Industrie automobile en Algérie : « Si ça ne fonctionne pas, c’est parce que c’est trop récent »
Des quotas sur les importations de véhicule pour favoriser le développement de la production algérienne : telle était dans l’idée la stratégie adoptée par Alger. Sauf que la rapidité avec laquelle cette politique a été mise en place nuit à son efficacité, estime l’économiste Hassan Haddouche dans une interview à Jeune Afrique.
Le développement d’une filière automobile algérienne est devenu une priorité pour réduire la facture des importations qui tarissent les réserves de changes. Mais certains, comme Mahdjoub Bedda, le ministre algérien de l’Industrie, ont émis des doutes sur la politique des quotas, parlant d’« importations déguisées », grâce à la technique du SKD (semi knocked down) qui revient à importer un véhicule en kits pré-montés, dont l’assemblage n’apporte que très peu de valeur ajoutée.
Résultat, la voiture produite en Algérie est parfois plus chère que sa jumelle importée, et les mesures mises en place n’ont pas eu d’impact sur les réserves de change et la création d’emploi. Hassan Haddouche, économiste algérien revient sur les raisons de l’échec de la voiture « Made in Algérie ».
Jeune Afrique : Comment évolue l’importation automobile dans le pays?
Hassan Haddouche : En 2012-2013, l’importation de véhicule (environ 600 000 véhicules par an) a battu un record et cela a représenté une facture de 7,3 milliards de dollars. Depuis un an et demi, des licences d’importations ont été introduites et les importations de véhicules en Algérie ont chuté. On est passé de 7,3 milliards de dollars d’importations en 2012 à 1 milliard de dollars seulement en 2016. Et cela devrait être pareil en 2017. C’est peu.
Pourquoi l’industrie automobile algérienne n’a pas pris le relais ?
Si ça ne fonctionne pas, c’est parce que c’est trop récent. C’est une question de temps. Le début du développement de l’industrie automobile en Algérie remonte à seulement deux ans. La mise en place ne se fait pas en un clin d’œil. On ne peut pas créer une industrie automobile en quelques années.
On ne peut pas limiter d’un coup les importations et demander à des constructeurs automobiles d’installer des usines géantes en six mois.

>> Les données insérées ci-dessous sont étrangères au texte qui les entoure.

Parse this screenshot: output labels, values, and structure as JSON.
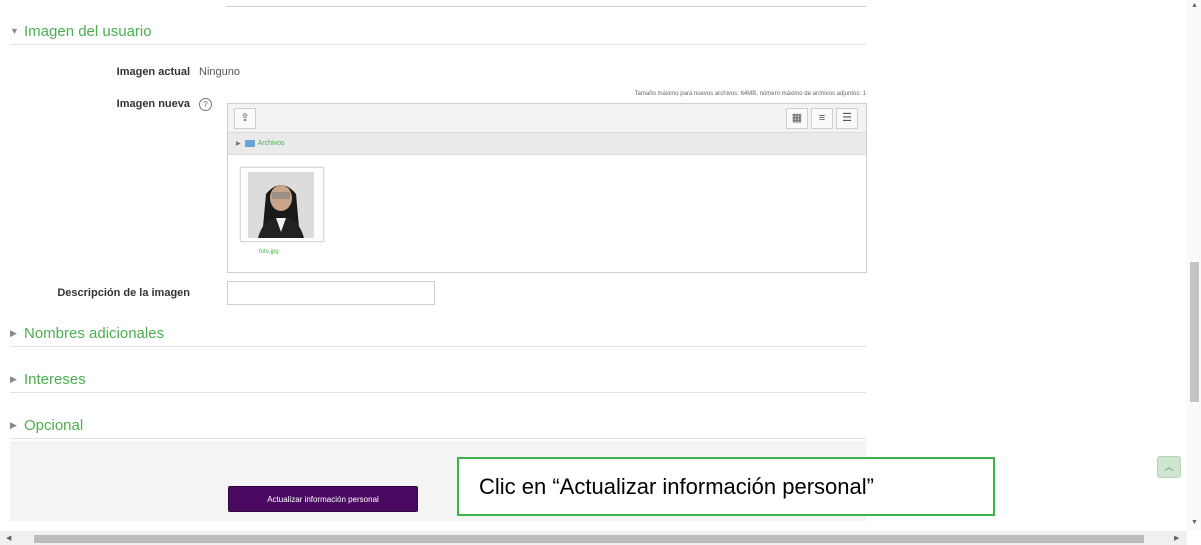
{
  "sections": {
    "user_image": "Imagen del usuario",
    "additional_names": "Nombres adicionales",
    "interests": "Intereses",
    "optional": "Opcional"
  },
  "form": {
    "current_image_label": "Imagen actual",
    "current_image_value": "Ninguno",
    "new_image_label": "Imagen nueva",
    "max_size_text": "Tamaño máximo para nuevos archivos: 64MB, número máximo de archivos adjuntos: 1",
    "description_label": "Descripción de la imagen",
    "description_value": ""
  },
  "filepicker": {
    "path_label": "Archivos",
    "file_name": "foto.jpg",
    "icons": [
      "upload-icon",
      "grid-view-icon",
      "list-view-icon",
      "tree-view-icon",
      "folder-icon"
    ]
  },
  "submit_label": "Actualizar información personal",
  "callout_text": "Clic en “Actualizar información personal”",
  "colors": {
    "section_title": "#4caf50",
    "submit_bg": "#4a0a62",
    "callout_border": "#3cb44b"
  }
}
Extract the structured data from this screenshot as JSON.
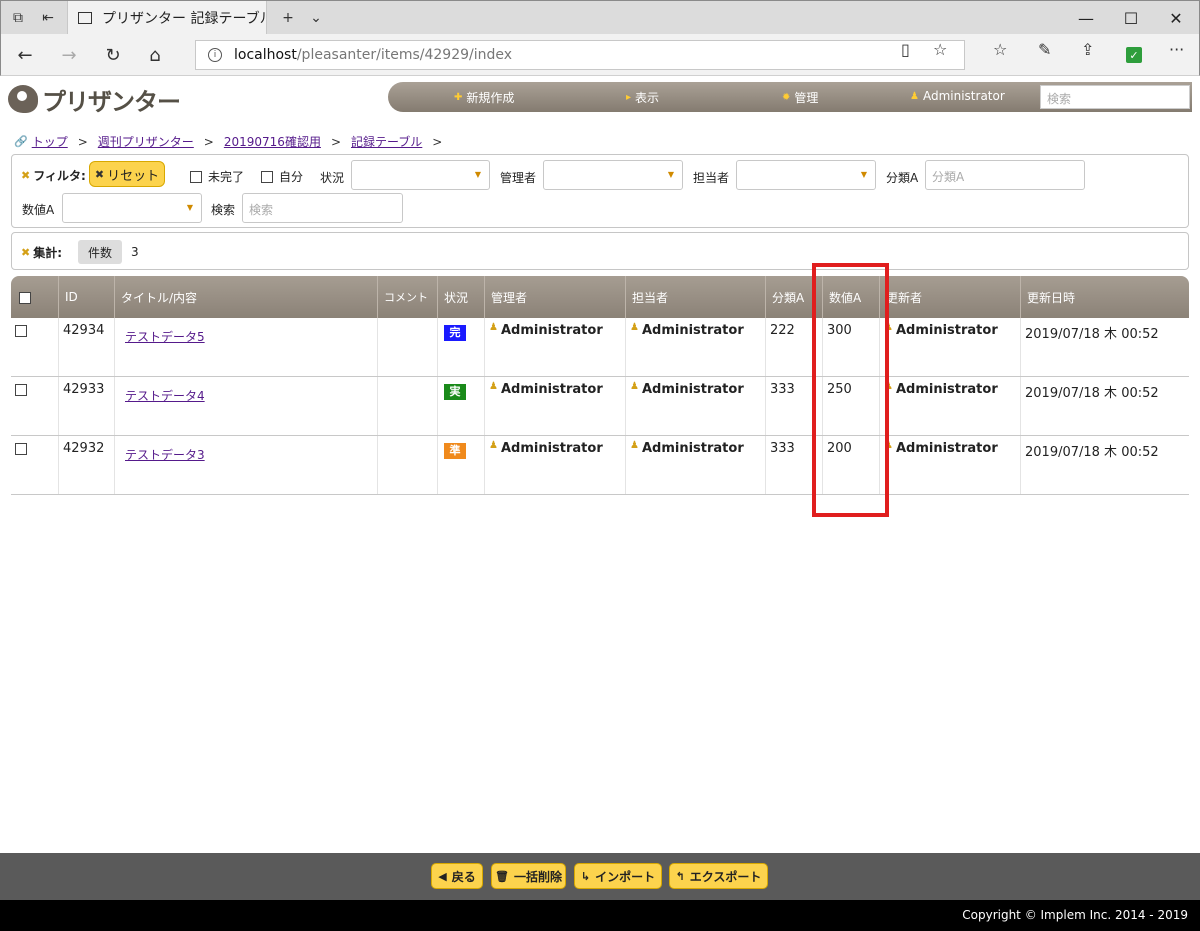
{
  "browser": {
    "tab_title": "プリザンター 記録テーブル :",
    "url_host": "localhost",
    "url_path": "/pleasanter/items/42929/index"
  },
  "app": {
    "logo_text": "プリザンター",
    "menu": {
      "new_label": "新規作成",
      "view_label": "表示",
      "manage_label": "管理",
      "user_label": "Administrator",
      "search_placeholder": "検索"
    }
  },
  "breadcrumb": [
    "トップ",
    "週刊プリザンター",
    "20190716確認用",
    "記録テーブル"
  ],
  "filters": {
    "title": "フィルタ:",
    "reset_label": "リセット",
    "incomplete_label": "未完了",
    "mine_label": "自分",
    "status_label": "状況",
    "manager_label": "管理者",
    "owner_label": "担当者",
    "classA_label": "分類A",
    "classA_placeholder": "分類A",
    "numA_label": "数値A",
    "search_label": "検索",
    "search_placeholder": "検索"
  },
  "aggregation": {
    "title": "集計:",
    "count_label": "件数",
    "count_value": "3"
  },
  "grid": {
    "columns": [
      "ID",
      "タイトル/内容",
      "コメント",
      "状況",
      "管理者",
      "担当者",
      "分類A",
      "数値A",
      "更新者",
      "更新日時"
    ],
    "rows": [
      {
        "id": "42934",
        "title": "テストデータ5",
        "status": "完",
        "status_color": "#1a1aff",
        "manager": "Administrator",
        "owner": "Administrator",
        "classA": "222",
        "numA": "300",
        "updater": "Administrator",
        "updated": "2019/07/18 木 00:52"
      },
      {
        "id": "42933",
        "title": "テストデータ4",
        "status": "実",
        "status_color": "#1a8a1a",
        "manager": "Administrator",
        "owner": "Administrator",
        "classA": "333",
        "numA": "250",
        "updater": "Administrator",
        "updated": "2019/07/18 木 00:52"
      },
      {
        "id": "42932",
        "title": "テストデータ3",
        "status": "準",
        "status_color": "#f08a1c",
        "manager": "Administrator",
        "owner": "Administrator",
        "classA": "333",
        "numA": "200",
        "updater": "Administrator",
        "updated": "2019/07/18 木 00:52"
      }
    ]
  },
  "footer": {
    "back_label": "戻る",
    "bulk_delete_label": "一括削除",
    "import_label": "インポート",
    "export_label": "エクスポート",
    "copyright": "Copyright © Implem Inc. 2014 - 2019"
  }
}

Cela signifie-t-il que la politique des quotas menée par le gouvernement est contre-productive ?
Cette politique n’est pas forcément une mauvaise chose. Prenons l’exemple des médicaments en Algérie, un secteur où le gouvernement avait eu une très bonne stratégie de quotas. Il avait négocié et s’était concerté avec les opérateurs économiques nationaux, pour mettre en place sur 10 ans une liste négative, c’est-à-dire des interdictions d’importer un certain nombre de produits, afin de privilégier la fabrication locale. Cette liste s’est allongée progressivement, à mesure que l’outil de production algérien prenait le relais, en interdisant jusqu’à 350 médicaments.
Dans l’industrie automobile, il y a une stratégie du même type qui consiste à négocier avec les constructeurs internationaux des parts de marché contre des investissements. C’est une démarche intelligente, à condition de la mettre en œuvre graduellement, ce qui n’est pas vraiment le cas aujourd’hui. On ne peut pas limiter d’un coup les importations et demander à des constructeurs automobiles d’installer des usines géantes en six mois.